I suspect that for too many members of the incoming Legislature, the decisions they’ll be making about the budget will be ones they’re not at all uncomfortable with.
The Legislature’s Republican leadership will confront weighty questions, such as how many children the state can afford to provide medical care for and what level of care and supervision can be provided for the elderly and disabled.
At lawmakers’ elbows will be the chief of state social services, Tom Suehs. He predicts an agonizing process.

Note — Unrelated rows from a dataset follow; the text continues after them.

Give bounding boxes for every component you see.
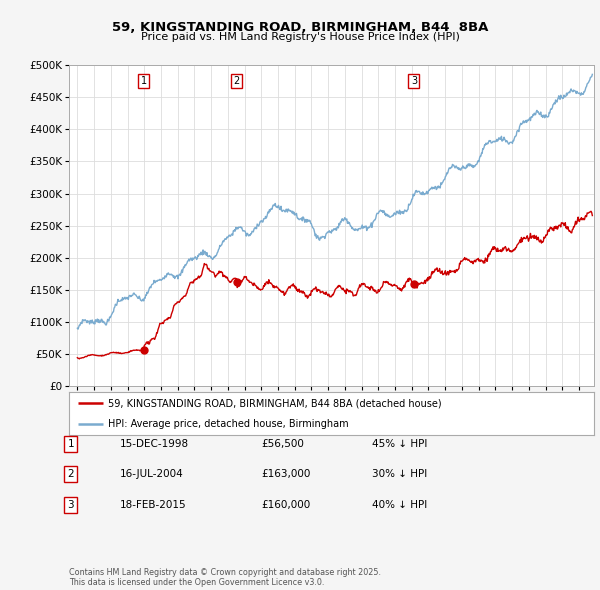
Text: 1: 1 bbox=[140, 76, 146, 86]
Text: 59, KINGSTANDING ROAD, BIRMINGHAM, B44 8BA (detached house): 59, KINGSTANDING ROAD, BIRMINGHAM, B44 8… bbox=[109, 398, 442, 408]
Text: 40% ↓ HPI: 40% ↓ HPI bbox=[372, 500, 427, 510]
Text: Price paid vs. HM Land Registry's House Price Index (HPI): Price paid vs. HM Land Registry's House … bbox=[140, 32, 460, 42]
Text: £56,500: £56,500 bbox=[261, 439, 304, 448]
Text: HPI: Average price, detached house, Birmingham: HPI: Average price, detached house, Birm… bbox=[109, 419, 349, 429]
Text: 59, KINGSTANDING ROAD, BIRMINGHAM, B44  8BA: 59, KINGSTANDING ROAD, BIRMINGHAM, B44 8… bbox=[112, 21, 488, 34]
Text: 45% ↓ HPI: 45% ↓ HPI bbox=[372, 439, 427, 448]
Text: 30% ↓ HPI: 30% ↓ HPI bbox=[372, 470, 427, 479]
Text: 3: 3 bbox=[67, 500, 74, 510]
Text: 18-FEB-2015: 18-FEB-2015 bbox=[120, 500, 187, 510]
Text: £163,000: £163,000 bbox=[261, 470, 310, 479]
Text: £160,000: £160,000 bbox=[261, 500, 310, 510]
Text: 2: 2 bbox=[67, 470, 74, 479]
Text: Contains HM Land Registry data © Crown copyright and database right 2025.
This d: Contains HM Land Registry data © Crown c… bbox=[69, 568, 381, 587]
Text: 16-JUL-2004: 16-JUL-2004 bbox=[120, 470, 184, 479]
Text: 15-DEC-1998: 15-DEC-1998 bbox=[120, 439, 189, 448]
Text: 3: 3 bbox=[411, 76, 417, 86]
Text: 1: 1 bbox=[67, 439, 74, 448]
Text: 2: 2 bbox=[234, 76, 240, 86]
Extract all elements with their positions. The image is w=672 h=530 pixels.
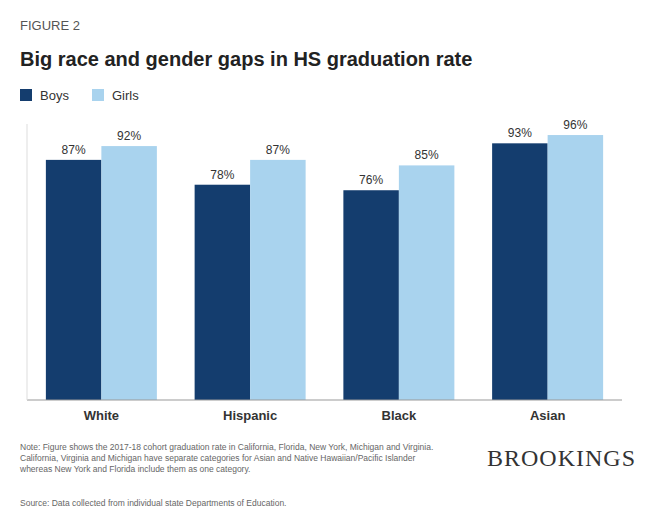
data-label: 96% (563, 118, 587, 132)
figure-label: FIGURE 2 (20, 18, 80, 33)
bar (46, 160, 102, 400)
legend-label: Boys (40, 88, 69, 103)
legend-swatch (20, 89, 32, 101)
data-label: 93% (508, 126, 532, 140)
brand: BROOKINGS (487, 445, 636, 471)
bar (101, 146, 157, 400)
source: Source: Data collected from individual s… (20, 498, 440, 509)
x-tick-label: Black (382, 408, 417, 423)
bar (195, 185, 251, 400)
bar (399, 165, 455, 400)
data-label: 76% (359, 173, 383, 187)
bar (548, 135, 604, 400)
x-tick-label: Asian (530, 408, 565, 423)
x-tick-label: Hispanic (223, 408, 277, 423)
note: Note: Figure shows the 2017-18 cohort gr… (20, 442, 440, 475)
bars (46, 135, 603, 400)
y-axis (27, 124, 28, 400)
title: Big race and gender gaps in HS graduatio… (20, 48, 472, 70)
x-axis (27, 400, 622, 401)
data-label: 78% (210, 168, 234, 182)
data-label: 87% (266, 143, 290, 157)
legend-swatch (92, 89, 104, 101)
data-labels: 87% 78% 76% 93% 92% 87% 85% 96% (62, 118, 588, 187)
bar (492, 143, 548, 400)
data-label: 85% (415, 148, 439, 162)
legend-label: Girls (112, 88, 139, 103)
x-tick-label: White (84, 408, 119, 423)
bar (250, 160, 306, 400)
data-label: 92% (117, 129, 141, 143)
data-label: 87% (62, 143, 86, 157)
bar (343, 190, 399, 400)
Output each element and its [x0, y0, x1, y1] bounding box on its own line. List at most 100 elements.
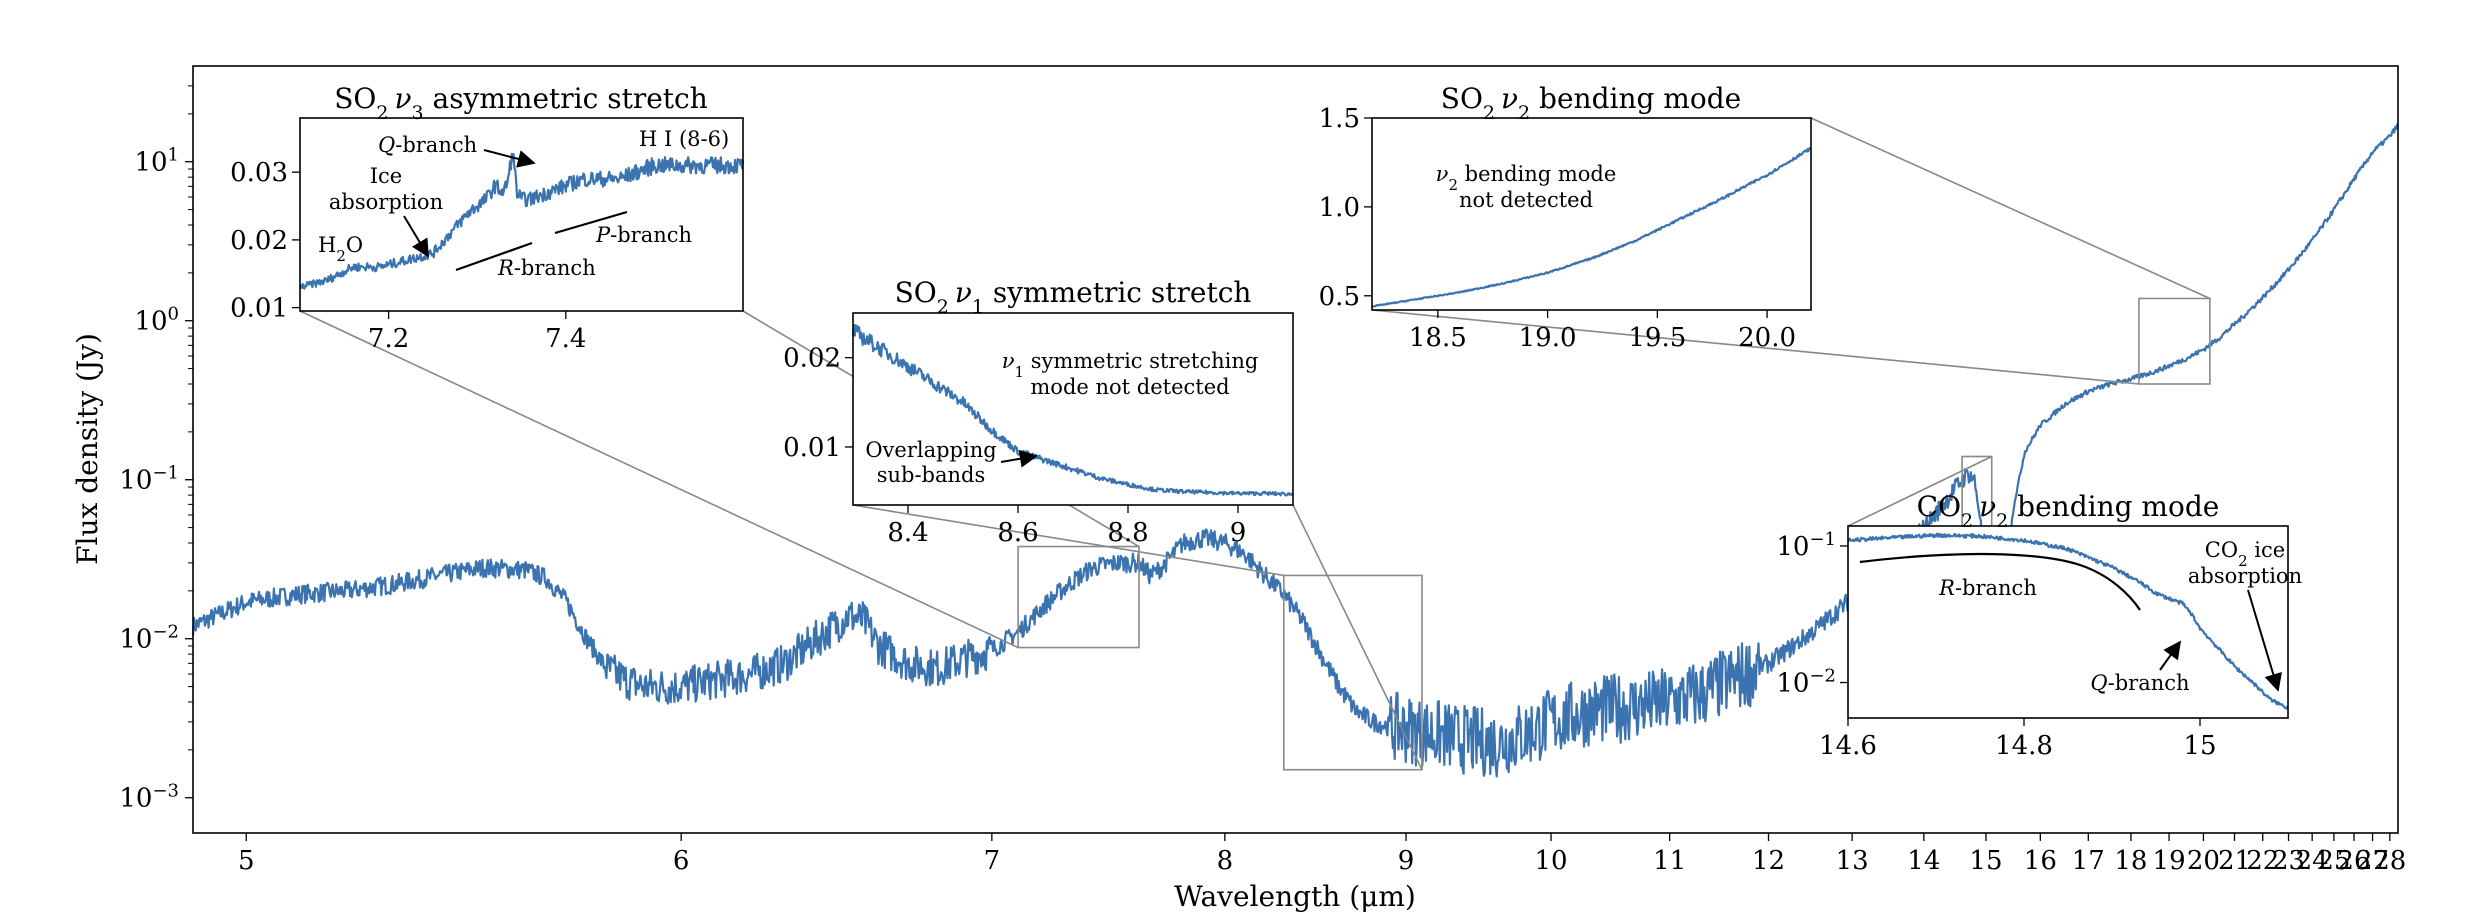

“There are not too many nice and easy decisions,” he said recently. “That’s why they’re going to migrate to cutting some of the optional” services in Medicaid, a health program covering 3.3 million poor children, pregnant women and frail adults.
But Suehs (pronounced “seas”) is quick to add that optional services – which can be taken away from adults on the program, though not from youngsters – are not frills. Cuts will be costly and painful.
“I want to do a better job of describing the balloon effects,” he said. “If you squeeze the community mental health, you’re going to end up possibly with more people in prison, and that’ll cost money over there.”
Suehs’ task is to help lawmakers understand the implication of life without optional Medicaid coverage for hundreds of thousands of Texans who have little other choice.
Among the services the federal government does not require states to provide: prescription drugs, hospice services, kidney dialysis treatments, hearing aids, mental health treatment and eyeglasses.
A Dallas Morning News analysis found that the state would save about $1 billion in state funds over two years by eliminating all six services for the 820,000 adults now enrolled. That’s less than 5 percent of the savings needed to bridge the overall deficit.
“You want to cut drugs to old people? That’s optional,” Suehs said. “You want to cut out kidney dialysis treatments? That’s optional.”
Our elected Republican leaders could, of course, choose to fund these things if they wanted to. But that might mean asking Dan Patrick to pay a few extra dollars in property taxes, and Lord knows we can’t afford to do that. So all you sick and dying people that will need to sacrifice for the greater good of the state, please be dears about it and do so quietly. Thanks very much.